Mumbai Diary: Sunday Dossier

Updated: 29 September, 2019 08:25 IST | Team SMD | Mumbai

The city - sliced, diced and served with a dash of sauce

It was him

(From left) We wonder who Maharashtra CM Devendra Fadnavis and education minister Vinod Tawde are pointing fingers at. The politicians were at Ravindra Natya Mandir last evening for singer Lata Mangeshkar's 90th birthday celebrations, which was followed by a book launch. Pic/Ashish Raje

Dr Lal Bahadur Rana

Gandhi's tribe

Last week, Dr Lal Bahadur Rana, founder of Gandhi Peace Foundation Nepal, an international body which promotes the ideals of the Mahatma, flew down to Mumbai to confer doctorates to 10 individuals who are working on Gandhian philosophy. This was part of the organisation's 150th birth anniversary celebrations. "In the last two years, we have appointed Gandhian peace ambassadors in 40 countries. There are 200 such ambassadors in India," said Dr Rana. Talking about Gandhi's relevance, he added, "He was the real hero of harmony. His philosophy continues to be relevant as the world needs peace more than ever."

Shubhangi Swarup

Another toast for Swarup

After making it to the JCB Book Awards shortlist last year, Mumbai-based Shubhangi Swarup's debut novel, Latitudes of Longing (HarperCollins India) got a coveted entry into the DSC prize for South Asian Literature longlist that was announced this week. The jury went on to describe the novel as "an extraordinary artistic achievement." "I found out about the longlist through social media, when readers put up congratulatory posts and sent personal notes. Latitudes of Longing belongs as much to its readers and the characters within, and it's overwhelming. As for the longlist itself, I am excited to be among such formidable works and look forward to reading some of them myself, especially since it reflects the regional diversity of South Asia. My novel is a set of interconnected stories set on a geological Faultline, passing through different countries in the subcontinent," Swarup told this diarist.
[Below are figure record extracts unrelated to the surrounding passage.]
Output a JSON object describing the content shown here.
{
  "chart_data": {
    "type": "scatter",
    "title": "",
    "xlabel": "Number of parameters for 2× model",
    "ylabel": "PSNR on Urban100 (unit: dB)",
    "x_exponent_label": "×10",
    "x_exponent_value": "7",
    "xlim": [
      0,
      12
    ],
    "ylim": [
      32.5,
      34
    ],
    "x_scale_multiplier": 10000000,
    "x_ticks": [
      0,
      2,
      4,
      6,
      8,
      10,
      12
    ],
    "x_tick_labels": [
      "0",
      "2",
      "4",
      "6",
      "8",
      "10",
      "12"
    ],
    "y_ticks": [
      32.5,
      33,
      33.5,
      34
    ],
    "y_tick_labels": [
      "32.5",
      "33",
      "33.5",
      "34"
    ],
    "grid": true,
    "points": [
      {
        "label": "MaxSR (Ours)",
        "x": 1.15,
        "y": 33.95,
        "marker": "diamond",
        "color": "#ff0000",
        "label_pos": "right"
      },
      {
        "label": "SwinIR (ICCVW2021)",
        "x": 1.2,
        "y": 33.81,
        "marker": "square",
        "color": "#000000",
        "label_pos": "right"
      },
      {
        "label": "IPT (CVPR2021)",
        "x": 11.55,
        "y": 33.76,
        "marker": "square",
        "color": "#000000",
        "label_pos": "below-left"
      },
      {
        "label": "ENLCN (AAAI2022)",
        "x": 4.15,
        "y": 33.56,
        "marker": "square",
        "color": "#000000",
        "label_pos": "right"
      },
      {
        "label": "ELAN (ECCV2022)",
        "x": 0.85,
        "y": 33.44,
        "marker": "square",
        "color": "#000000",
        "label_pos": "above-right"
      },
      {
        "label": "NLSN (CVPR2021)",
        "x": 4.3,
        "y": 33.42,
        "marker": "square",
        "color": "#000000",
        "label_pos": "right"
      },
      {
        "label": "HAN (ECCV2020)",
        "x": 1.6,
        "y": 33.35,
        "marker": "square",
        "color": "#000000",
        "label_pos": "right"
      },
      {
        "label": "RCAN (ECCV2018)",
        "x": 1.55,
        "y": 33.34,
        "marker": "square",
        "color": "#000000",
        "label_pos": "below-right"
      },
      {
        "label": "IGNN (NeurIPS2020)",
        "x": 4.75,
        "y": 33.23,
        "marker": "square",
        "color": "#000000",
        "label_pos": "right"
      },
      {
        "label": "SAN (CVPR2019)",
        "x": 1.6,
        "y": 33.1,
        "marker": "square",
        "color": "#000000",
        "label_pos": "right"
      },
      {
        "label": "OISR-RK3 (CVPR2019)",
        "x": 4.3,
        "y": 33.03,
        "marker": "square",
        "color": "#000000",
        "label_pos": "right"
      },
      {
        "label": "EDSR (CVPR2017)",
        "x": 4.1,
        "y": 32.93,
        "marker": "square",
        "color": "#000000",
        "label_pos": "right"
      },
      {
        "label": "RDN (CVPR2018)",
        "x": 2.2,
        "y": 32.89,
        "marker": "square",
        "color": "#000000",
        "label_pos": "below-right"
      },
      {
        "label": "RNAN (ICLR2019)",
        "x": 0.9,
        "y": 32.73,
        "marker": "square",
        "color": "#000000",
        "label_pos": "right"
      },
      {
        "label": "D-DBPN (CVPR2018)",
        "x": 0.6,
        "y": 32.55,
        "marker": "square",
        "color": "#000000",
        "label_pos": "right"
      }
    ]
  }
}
Serbian tennis star Novak Djokovic in Lake Como, Italy

Now, Djoko lands up at Lake Como!

Some sporting fans get excited when they hear or read about their favourite star enjoying time off the field. And there were quite a few who rejoiced when tennis champ Novak Djokovic recently posted a picture of himself spending time at Lake Como in Italy (yes, that's where India cricket captain Virat Kohli and actor Anushka Sharma got married in December 2017) en route to Japan where he will figure in the Rakuten Open at Tokyo. "This was our stop at Lake Como yesterday on my way to Tokyo," the Serb said in the caption. "You look just great and with smile on your face. Love to see you this much happy and ready for new success," reacted a supporter. Others, well aware of his shoulder issue that prevented him from taking the court after he retired from the fourth round of the US Open, wanted to know whether he was training hard enough. "Why aren't you practising," asked another. Social media has brought superstars closer to their admirers and vice-versa. Sometimes, it's sure hard to satisfy them all. But Djoko is philosophical. After all, he swears by this line: "Laugh as long as you breathe, love as long as you live!"

Shake-it with swiggya

Shake-it with swiggya

We love a good social media campaign and promo events just like any other consumer. Which is why, we can't get enough of Swiggy's Instagram feed. Their recent post had us cracked up. With the social media app allowing users to upload snippets of songs, @SwiggyIndia had its entire delivery route—from the time you wonder what to order, to when the food finally arrives at your doorstep—mapped out with Bollywood numbers. There's Shalmali Kholgade's Mein pareshan for when you don't know what to order (been there?). The finale we love, of course, is when the delivery man arrives at the doorstep—Saajan ji ghar aaye. We couldn't have said it better.

Stefano Funari

Man of the moment

Mumbai's I Was A Sari founder Stefano Funari has won the Responsible Disruption Award at the Green Carpet Fashion Awards, Italia 2019. I Was A Sari's inspiring journey was developed by Funari where women, who were previously excluded from embroidery schools, were finally given access to train. The programme has created a legacy of social empowerment and commitment to the circular economy by upcycling saris and empowering women long term. When this diarist spoke to Funari, he said, "We are delighted to have won the Disruptive Innovation category at the Green Carpet Fashion Awards. It will boost exposure of I Was A Sari and recognition of our Indian artisans—something that they really deserve."